Mr. Touray also questioned the legitimacy of the TRRC. That’s utterly absurd and ludicrous. While legality is derived from law, legitimacy emanates from moral and political considerations. I guess you do not know the difference between legality and legitimacy and I guess you were trying to challenge the legality of the TRRC and not its legitimacy. The TRRC is a creation of the National Assembly, the 2017 Act is a statutory provision passed by our MPs. So you are wrong to even remotely question the legality of the TRRC. On the issue of legitimacy, that will depend on whether the functions of the TRRC will serve a public purpose and for the common good of our country and whether the people support it by and large. I think all these questions can safely be answered in the positive. The TRRC is needed to confront the wrongs of the past, learn from them in order to prevent a repeat. The majority of the people, I can fairly assume, are in favour of the work of the TRRC. That, Mr. Touray, is where the TRRC’s legitimacy comes from.

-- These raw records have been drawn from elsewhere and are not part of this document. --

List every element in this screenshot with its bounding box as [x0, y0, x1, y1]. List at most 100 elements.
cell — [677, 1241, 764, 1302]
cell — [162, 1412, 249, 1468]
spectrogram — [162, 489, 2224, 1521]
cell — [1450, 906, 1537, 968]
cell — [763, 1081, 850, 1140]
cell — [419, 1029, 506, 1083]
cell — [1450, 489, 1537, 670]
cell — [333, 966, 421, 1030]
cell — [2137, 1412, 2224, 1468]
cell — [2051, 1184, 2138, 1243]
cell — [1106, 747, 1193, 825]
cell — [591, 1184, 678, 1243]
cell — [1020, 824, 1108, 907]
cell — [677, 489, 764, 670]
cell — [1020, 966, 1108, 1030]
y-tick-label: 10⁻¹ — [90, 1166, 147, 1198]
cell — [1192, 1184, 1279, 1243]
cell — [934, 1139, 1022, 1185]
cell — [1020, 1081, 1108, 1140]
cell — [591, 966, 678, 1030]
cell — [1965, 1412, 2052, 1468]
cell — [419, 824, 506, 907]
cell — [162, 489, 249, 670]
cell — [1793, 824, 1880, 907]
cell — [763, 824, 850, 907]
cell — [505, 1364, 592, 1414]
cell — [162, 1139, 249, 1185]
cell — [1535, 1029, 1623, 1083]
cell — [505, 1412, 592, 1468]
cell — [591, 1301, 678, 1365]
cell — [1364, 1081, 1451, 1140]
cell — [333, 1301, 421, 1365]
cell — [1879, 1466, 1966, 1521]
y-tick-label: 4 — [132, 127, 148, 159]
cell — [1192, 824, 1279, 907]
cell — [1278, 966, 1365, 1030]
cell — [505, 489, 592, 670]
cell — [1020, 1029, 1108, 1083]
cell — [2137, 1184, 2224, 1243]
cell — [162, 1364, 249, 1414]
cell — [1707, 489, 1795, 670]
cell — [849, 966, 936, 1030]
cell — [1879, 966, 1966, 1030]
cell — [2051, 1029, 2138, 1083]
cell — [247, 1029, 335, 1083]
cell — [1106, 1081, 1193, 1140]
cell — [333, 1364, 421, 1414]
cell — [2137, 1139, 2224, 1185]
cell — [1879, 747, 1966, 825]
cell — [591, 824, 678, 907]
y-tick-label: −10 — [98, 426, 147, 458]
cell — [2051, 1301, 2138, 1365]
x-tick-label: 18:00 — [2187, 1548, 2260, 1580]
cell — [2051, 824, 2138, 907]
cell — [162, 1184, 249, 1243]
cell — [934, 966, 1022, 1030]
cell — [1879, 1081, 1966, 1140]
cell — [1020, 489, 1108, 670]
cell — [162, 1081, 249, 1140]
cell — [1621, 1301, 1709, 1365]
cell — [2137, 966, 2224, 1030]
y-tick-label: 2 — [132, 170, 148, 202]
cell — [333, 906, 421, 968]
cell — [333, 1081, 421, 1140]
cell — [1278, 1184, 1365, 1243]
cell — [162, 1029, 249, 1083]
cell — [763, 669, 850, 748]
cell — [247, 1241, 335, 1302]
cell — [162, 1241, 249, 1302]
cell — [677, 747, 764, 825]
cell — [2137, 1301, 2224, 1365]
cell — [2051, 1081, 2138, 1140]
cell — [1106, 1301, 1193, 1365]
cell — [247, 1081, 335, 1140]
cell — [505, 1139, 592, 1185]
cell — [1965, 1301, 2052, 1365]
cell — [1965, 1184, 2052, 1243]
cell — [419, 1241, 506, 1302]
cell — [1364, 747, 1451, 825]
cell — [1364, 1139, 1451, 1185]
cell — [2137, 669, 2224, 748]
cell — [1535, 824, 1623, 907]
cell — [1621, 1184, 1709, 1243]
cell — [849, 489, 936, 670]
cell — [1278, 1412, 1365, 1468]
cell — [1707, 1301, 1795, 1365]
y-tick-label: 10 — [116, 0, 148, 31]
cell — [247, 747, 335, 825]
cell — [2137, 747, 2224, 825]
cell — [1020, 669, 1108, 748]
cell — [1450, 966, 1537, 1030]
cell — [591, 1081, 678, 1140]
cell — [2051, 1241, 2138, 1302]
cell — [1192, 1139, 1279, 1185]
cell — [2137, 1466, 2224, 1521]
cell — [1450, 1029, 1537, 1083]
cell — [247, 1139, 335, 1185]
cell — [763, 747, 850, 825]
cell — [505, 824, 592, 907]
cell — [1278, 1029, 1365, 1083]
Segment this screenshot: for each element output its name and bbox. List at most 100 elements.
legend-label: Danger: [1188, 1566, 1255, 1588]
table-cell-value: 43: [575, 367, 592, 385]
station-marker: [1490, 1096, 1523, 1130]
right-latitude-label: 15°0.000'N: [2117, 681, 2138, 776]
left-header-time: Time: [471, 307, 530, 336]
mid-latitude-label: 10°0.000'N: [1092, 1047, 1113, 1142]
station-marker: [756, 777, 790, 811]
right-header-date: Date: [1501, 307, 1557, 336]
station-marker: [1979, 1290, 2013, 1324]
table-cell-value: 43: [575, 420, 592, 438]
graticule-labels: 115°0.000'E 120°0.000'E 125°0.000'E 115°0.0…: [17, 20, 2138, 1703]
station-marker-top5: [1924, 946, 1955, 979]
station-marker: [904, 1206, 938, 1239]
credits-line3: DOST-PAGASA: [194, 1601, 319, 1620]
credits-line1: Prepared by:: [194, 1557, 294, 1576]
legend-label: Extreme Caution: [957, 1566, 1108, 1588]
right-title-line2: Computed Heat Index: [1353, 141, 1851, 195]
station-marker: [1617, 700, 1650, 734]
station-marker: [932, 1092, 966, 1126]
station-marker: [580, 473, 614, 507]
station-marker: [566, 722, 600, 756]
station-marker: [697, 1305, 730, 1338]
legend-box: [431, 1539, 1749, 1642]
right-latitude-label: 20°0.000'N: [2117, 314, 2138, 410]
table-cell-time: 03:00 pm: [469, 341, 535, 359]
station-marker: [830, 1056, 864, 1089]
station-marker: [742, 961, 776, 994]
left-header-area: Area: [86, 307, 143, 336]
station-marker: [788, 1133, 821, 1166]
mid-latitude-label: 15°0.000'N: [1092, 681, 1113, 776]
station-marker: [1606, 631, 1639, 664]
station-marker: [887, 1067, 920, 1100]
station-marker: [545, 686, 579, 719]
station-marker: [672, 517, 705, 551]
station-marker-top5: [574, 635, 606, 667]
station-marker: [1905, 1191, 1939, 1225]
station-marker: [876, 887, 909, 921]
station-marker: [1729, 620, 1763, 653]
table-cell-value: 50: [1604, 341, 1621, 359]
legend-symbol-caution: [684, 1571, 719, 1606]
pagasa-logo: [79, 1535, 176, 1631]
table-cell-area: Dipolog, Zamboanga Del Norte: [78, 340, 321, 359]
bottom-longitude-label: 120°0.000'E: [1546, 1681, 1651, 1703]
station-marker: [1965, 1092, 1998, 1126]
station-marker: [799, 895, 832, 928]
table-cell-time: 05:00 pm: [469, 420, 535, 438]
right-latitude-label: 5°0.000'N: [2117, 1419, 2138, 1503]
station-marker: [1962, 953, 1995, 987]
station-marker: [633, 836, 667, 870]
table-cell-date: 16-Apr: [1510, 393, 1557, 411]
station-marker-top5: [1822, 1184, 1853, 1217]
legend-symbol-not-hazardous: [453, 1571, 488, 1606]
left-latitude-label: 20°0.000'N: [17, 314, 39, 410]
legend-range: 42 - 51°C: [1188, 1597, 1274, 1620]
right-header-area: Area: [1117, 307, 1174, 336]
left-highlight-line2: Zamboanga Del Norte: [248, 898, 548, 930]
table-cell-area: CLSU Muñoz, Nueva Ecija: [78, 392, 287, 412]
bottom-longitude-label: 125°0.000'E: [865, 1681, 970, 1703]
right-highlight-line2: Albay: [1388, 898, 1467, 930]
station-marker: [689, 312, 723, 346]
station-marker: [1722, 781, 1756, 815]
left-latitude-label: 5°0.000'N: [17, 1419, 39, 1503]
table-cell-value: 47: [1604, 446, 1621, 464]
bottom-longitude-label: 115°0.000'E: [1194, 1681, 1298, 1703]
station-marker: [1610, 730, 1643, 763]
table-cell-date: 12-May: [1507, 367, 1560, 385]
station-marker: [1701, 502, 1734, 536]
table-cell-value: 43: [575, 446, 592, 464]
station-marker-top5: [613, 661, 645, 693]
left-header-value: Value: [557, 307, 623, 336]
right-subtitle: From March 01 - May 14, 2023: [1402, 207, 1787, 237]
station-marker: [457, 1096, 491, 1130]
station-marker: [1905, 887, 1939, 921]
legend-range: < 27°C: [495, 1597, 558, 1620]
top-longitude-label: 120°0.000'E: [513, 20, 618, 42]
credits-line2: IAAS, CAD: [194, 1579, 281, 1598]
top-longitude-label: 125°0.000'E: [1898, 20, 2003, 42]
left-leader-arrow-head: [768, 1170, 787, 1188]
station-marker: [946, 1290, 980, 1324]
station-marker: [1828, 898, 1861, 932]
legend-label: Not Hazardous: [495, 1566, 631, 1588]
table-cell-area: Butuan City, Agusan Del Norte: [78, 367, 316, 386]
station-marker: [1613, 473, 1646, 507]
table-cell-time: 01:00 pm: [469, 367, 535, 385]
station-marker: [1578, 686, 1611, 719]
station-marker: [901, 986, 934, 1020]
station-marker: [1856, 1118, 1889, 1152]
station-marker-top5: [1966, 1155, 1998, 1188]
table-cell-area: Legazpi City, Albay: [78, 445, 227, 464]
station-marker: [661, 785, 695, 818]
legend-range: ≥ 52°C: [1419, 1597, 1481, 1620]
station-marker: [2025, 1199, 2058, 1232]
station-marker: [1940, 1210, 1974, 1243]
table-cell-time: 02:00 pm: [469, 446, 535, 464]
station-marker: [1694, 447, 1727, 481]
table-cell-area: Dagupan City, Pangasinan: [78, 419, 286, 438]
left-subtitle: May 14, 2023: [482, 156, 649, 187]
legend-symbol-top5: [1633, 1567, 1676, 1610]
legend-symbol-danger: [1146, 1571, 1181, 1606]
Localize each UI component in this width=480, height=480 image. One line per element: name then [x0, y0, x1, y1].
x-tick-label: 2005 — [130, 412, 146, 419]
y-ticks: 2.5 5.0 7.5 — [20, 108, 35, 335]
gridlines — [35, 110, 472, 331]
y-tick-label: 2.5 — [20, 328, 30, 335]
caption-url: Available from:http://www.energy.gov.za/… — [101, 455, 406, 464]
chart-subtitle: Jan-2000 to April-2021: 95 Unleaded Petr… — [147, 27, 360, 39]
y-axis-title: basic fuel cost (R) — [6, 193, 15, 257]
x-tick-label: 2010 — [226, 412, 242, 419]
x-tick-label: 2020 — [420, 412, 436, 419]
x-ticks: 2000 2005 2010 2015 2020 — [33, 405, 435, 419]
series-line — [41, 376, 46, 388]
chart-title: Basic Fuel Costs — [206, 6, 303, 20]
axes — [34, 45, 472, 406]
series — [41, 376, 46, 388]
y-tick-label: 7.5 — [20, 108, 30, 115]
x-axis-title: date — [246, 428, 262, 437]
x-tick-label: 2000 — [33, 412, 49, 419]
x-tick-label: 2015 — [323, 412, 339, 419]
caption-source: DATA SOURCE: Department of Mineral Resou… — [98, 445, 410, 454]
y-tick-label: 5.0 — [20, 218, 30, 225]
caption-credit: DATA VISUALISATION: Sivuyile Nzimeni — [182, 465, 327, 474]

The appearance of the Sana B. Sabally before the TRRC and how he accepted responsibility for his actions and apologised to the nation further legitimised the work of the TRRC because it gave it credibility and authority to summon high profile perpetrators before it. In a stark difference, Yankuba Touray appeared today and only interested in defying the Commission and telling the Gambian people that he has no regard for the process, in fact, that he does not even believe in its jurisdiction. That’s not only rude and inconsiderate, its cowardice to refuse to face the cameras and the Gambian people. Chairman Sise acted swiftly and decisively. Yankuba Touray’s petulant actions today, brought the administration of the TRRC into serious disrepute. We cannot allow a perpetrator to make a mockery of the TRRC. The Attorney General must act swiftly and indict Yankuba Touray without delay. There is nothing in the TRRC Act or any other law that prevents the AG from indicting Yankuba Touray on murder and all the other crimes that he allegedly committed during his time as AFPRC and APRC Minister. If he is charged with murder, a non-bailable offence, he will be remanded in Mile Two during the trial. Then again, if he is charged with misdemeanour offences under the TRRC Act itself or under the Criminal Code or other penal laws, he will likely be granted bail and that I am afraid, will make a mockery of our judicial and criminal justice system as that will embolden him.
Abdoulie Fatty is a lawyer at A. Fatty & Co. He previously served as a Magistrate in Banjul. He studied in the U.K and was called to the Bar of England and Wales. He has LLM in International Human Rights Law and Practice and his LLM Dissertation looked at truth commissions and transitional justice.